Alice huffed, “And you speak in naught but riddles. You waste my time more than that damn rabbit could ever wish to.”
 
“What rabbit?” the caterpillar asked, his interest peaked.
 
“Nevermind what rabbit,” she threw her hands in the air, “all that I want is to get home and forget this ridiculous dream.”
 
“A dream,” he laughed, “and what would you be doing at home that could be better than here?”
 
“See my family again, play in my room with my dolls, maybe have a tea party.
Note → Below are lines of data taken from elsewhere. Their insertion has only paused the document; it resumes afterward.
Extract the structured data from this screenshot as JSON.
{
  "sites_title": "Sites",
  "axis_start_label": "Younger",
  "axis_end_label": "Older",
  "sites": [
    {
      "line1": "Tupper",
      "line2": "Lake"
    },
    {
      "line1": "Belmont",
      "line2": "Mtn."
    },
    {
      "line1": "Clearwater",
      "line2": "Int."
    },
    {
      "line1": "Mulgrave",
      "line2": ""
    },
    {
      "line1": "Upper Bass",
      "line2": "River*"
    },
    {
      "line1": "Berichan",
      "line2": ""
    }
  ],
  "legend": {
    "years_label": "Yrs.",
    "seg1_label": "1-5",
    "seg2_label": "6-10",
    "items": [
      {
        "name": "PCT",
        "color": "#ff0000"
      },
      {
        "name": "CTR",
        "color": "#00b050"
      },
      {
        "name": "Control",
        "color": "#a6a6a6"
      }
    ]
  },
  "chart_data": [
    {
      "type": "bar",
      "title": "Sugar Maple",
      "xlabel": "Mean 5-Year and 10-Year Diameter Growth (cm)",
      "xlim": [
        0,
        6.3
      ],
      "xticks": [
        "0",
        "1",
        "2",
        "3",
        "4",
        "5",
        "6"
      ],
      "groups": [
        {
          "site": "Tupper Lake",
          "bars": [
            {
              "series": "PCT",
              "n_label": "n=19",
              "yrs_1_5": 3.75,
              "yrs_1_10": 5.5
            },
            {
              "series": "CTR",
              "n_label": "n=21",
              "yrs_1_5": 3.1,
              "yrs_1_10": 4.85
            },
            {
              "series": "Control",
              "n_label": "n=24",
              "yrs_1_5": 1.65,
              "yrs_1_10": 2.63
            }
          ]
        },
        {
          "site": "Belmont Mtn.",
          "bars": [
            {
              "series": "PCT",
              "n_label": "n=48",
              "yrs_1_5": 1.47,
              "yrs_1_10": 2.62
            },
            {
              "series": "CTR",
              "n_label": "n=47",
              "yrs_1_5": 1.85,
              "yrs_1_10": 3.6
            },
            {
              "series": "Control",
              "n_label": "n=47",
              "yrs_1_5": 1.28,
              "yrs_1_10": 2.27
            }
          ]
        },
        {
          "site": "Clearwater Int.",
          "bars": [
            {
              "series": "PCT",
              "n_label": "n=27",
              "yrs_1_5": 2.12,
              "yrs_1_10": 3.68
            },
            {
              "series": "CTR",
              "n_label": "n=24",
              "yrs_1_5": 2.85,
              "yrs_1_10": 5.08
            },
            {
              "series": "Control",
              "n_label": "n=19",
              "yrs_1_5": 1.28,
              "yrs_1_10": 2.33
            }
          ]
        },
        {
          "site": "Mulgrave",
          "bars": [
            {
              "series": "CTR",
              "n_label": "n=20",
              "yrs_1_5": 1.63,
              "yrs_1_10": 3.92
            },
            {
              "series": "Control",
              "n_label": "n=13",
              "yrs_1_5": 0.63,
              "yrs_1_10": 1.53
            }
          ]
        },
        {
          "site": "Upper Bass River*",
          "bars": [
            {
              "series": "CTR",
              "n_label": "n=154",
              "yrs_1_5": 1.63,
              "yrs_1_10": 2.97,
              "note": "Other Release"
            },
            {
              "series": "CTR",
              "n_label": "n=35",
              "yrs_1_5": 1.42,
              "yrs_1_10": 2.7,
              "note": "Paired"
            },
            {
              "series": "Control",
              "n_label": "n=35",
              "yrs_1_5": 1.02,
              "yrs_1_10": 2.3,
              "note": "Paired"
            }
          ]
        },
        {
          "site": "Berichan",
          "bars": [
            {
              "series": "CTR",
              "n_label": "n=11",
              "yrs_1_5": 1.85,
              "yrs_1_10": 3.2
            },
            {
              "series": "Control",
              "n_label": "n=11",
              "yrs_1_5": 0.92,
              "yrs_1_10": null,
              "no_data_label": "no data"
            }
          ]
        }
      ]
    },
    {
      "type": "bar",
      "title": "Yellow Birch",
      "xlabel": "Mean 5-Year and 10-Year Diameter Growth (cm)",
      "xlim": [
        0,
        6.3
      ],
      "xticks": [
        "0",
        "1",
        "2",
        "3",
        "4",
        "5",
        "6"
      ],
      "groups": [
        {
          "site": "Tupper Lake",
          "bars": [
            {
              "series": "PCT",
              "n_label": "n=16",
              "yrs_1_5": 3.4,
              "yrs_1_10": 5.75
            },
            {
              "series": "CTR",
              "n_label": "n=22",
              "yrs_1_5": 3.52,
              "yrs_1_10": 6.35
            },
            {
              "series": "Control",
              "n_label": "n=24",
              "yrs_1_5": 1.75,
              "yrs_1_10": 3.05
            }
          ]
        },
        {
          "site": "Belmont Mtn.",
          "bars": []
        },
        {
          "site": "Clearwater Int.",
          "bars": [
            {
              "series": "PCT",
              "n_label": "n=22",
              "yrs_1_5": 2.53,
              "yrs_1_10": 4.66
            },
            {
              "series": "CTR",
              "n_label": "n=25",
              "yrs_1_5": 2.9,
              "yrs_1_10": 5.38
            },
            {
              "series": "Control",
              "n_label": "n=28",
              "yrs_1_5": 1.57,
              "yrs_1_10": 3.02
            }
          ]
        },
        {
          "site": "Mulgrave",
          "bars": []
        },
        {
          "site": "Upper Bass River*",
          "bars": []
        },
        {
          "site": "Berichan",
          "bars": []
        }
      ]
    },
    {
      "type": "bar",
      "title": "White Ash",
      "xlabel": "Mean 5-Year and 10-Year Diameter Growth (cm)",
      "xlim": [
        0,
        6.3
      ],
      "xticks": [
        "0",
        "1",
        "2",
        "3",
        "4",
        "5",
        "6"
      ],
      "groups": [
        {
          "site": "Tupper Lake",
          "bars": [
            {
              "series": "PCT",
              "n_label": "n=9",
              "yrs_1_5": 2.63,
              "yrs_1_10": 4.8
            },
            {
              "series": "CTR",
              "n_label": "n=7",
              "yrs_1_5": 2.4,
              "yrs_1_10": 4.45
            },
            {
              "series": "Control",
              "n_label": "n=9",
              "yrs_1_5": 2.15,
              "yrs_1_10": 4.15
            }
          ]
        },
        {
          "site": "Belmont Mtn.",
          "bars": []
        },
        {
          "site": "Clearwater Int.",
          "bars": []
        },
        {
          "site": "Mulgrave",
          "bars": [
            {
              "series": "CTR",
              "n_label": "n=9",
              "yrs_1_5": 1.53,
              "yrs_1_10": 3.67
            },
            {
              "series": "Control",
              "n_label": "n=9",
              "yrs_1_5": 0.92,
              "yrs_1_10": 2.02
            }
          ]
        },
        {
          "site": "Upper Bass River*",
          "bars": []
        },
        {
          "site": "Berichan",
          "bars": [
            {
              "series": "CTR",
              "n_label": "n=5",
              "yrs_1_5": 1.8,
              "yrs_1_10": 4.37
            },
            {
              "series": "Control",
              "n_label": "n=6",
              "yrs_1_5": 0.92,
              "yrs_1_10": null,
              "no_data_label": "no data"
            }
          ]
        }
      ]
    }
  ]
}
There are a million little things that I could do that would be better than staying here.”
 
“Well, there is a tea party down the way.”
 
“Never again.”
 
“I see you’ve already met the hatter.”
 
“I’ve had the displeasure,” she glared, the caterpillar was unaffected and blew another ring of smoke in her direction, which she waved off frantically before giving up on the conversation. She was getting nowhere with the overgrown insect and he was only frustrating her more; she stormed off.
 
“Do not forget your path! It is yours and yours alone dear Alice!”
 
Alice ignored him as she began to tear through the ever thickening forest, blinded by tears of frustration and led by outbursts of absolute anger. How was it so difficult to find the direction of which she had come? Why did she have to follow that blasted rabbit down his stupid, oversized hole? She felt as if she were in a complicated dream, but the many pinches she had given herself did nothing to help shake her from this never ending nightmare.